Princes Frederick, Gustav, Liam, and Duncan band together in order to stop an evil witch and save the day. And some hostages. Not to mention their reputations (which are a bit lackluster, thanks to the bards’ failure to fact-check before spreading their stories).
As someone who loves fairy-tale retellings, I was very excited by the premise of this book.
And Hero’s Guide exceeded my expectations. It addresses common questions asked by fairy-tale lovers everywhere --“Why didn’t the prince in Rapunzel go get a ladder?” “Why did the prince in Cinderella send a servant to track her down instead of going himself?” “If two people have never even spoken before, can it really be ‘True Love’s’ kiss?”
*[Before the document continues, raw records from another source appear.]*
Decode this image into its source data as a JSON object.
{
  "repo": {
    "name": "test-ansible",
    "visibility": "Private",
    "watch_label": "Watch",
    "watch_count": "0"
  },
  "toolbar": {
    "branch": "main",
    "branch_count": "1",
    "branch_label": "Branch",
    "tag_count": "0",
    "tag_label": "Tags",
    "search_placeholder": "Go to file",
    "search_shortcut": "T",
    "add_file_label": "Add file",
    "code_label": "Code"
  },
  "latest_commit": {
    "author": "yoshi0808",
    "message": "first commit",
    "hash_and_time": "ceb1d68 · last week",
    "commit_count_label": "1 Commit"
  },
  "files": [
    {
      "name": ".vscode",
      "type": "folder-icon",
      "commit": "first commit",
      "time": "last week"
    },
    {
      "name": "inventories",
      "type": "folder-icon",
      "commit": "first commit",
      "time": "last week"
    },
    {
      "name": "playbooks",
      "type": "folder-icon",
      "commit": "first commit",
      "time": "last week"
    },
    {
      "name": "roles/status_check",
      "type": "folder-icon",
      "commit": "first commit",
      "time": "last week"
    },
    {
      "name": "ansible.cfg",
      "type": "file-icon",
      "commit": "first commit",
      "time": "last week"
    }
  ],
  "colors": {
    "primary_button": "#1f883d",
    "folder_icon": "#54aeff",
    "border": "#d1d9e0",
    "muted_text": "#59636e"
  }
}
The book also crafts deep, connectible characters who develop widely over the course of the book. They’re all so plausible that you wonder why you never imagined them in such a way to begin with. Watching the friendships grow (especially in the case of two certain characters) was wonderful. The princes have very different personalities – each uniquely their own – and yet they fit. Together, they make for a fabulous tale—even if they’re not always sure exactly what’s going on.
Aside from the characters, there’s the fact that Hero’s Guide is absolutely hilarious. A quirky, fun book that had my inner critic relaxed and laughing from the first page onward.
The story (and the accompanying artwork) remind me a lot of movies like Tangled, and How to Train Your Dragon. It’s a whole-heartedly fun read. You’ll fall in love with the
Princes Prince Gustav characters, and be rooting for
them the whole way through.
I, personally, am very glad that this is only ‘Book 1’, and have placed it prominently upon the family bookshelf so that my younger brother can read it, too. Frankly, I think that’s the highest praise I can give to a book.